Welche Kosten stehen bei so einem Vorhaben an?
Also, die Kosten für so einen autonomen Tauchroboter schätze ich auf fünf bis sechs Millionen Euro, vielleicht auch mehr. Ocean Infinity besitzt eine ganze Reihe von Tauchrobotern. Für das Schiff würde ich mitsamt Spritkosten mit Personal pro Tag ungefähr 50 000 bis 100 000 Euro ansetzen. Und dann kommt noch das Team von Ingenieuren dazu, die direkt am Projekt arbeiten. Wenn Sie dann sieben oder acht Wochen suchen, kommt man auf Kosten in der Größenordnung von vielleicht 4 000 000 Euro – vorausgesetzt, man besitzt die Tauchroboter bereits. Das ist aber nur eine grobe Schätzung. Wie genau im privaten Sektor kalkuliert wird, kann ich nicht sagen.

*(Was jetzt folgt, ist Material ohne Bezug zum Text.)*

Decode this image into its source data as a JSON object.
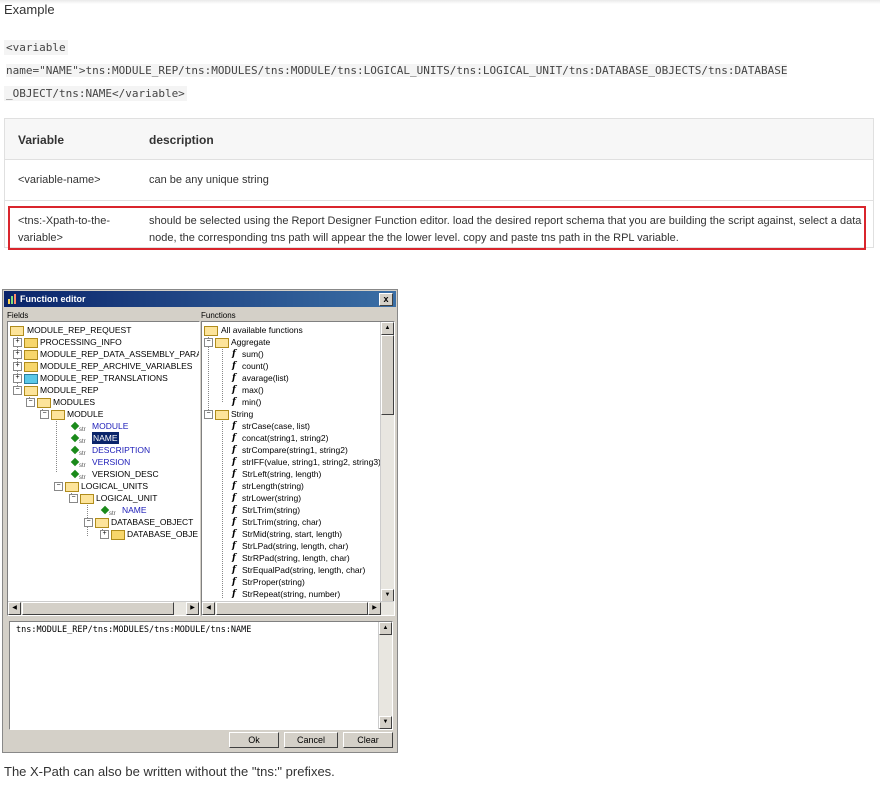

Die Suche soll am 30. Dezember 2025 beginnen und ist auf 55 Tage angelegt. Warum dieser Zeitraum?
Das liegt wohl einfach daran, dass in der Südhemisphäre dann Hochsommer ist und im südlichen Indischen Ozean dann vergleichsweise ruhige See zu erwarten ist.
»In der Suche sehe ich auf jeden Fall großes Potenzial für die Wissenschaft«
Gibt es andere Beispiele, wo der Ozeangrund so großflächig und detailliert mithilfe von Unterwasserrobotern kartografiert wird?
Vor allem denke ich da an die Meeresgebiete, in denen Tiefseebergbau geplant wird und wo der Meeresboden ebenfalls großflächig und sehr genau kartiert wird. Da will man anstelle eines Flugzeugs dann eben Manganknollen finden – und die sind noch viel kleiner.
Erwarten Sie von der nun anstehenden Suche neue wissenschaftliche Erkenntnisse – auch über das Auffinden des Wracks hinaus?
Wenn das Unternehmen offen seine Meeresboden-Vermessungen teilt, könnte die Wissenschaft viel daraus ziehen. Nicht zuletzt wäre das auch ein gigantischer Schritt für die Seabed-2030-Datenlage in der Region. Besonders toll wäre es, wenn die Firma die Messdaten von den Tauchrobotern zugänglich macht. Aus den Messdaten könnte man auch auf geologische Formationen oder auf spezielle Habitate schließen, also darauf, welche Lebewesen wo leben könnten. Da kann diese Expedition potenziell sehr viel beitragen. Wenn dort auch Kameras zum Einsatz kommen und die Firma die Fotos teilt, könnte tatsächlich Unbekanntes gefunden werden, das wäre super. Über die Biodiversität in der Tiefsee weiß man so wenig. Also, ja, in der Suche sehe ich auf jeden Fall großes Potenzial für die Wissenschaft.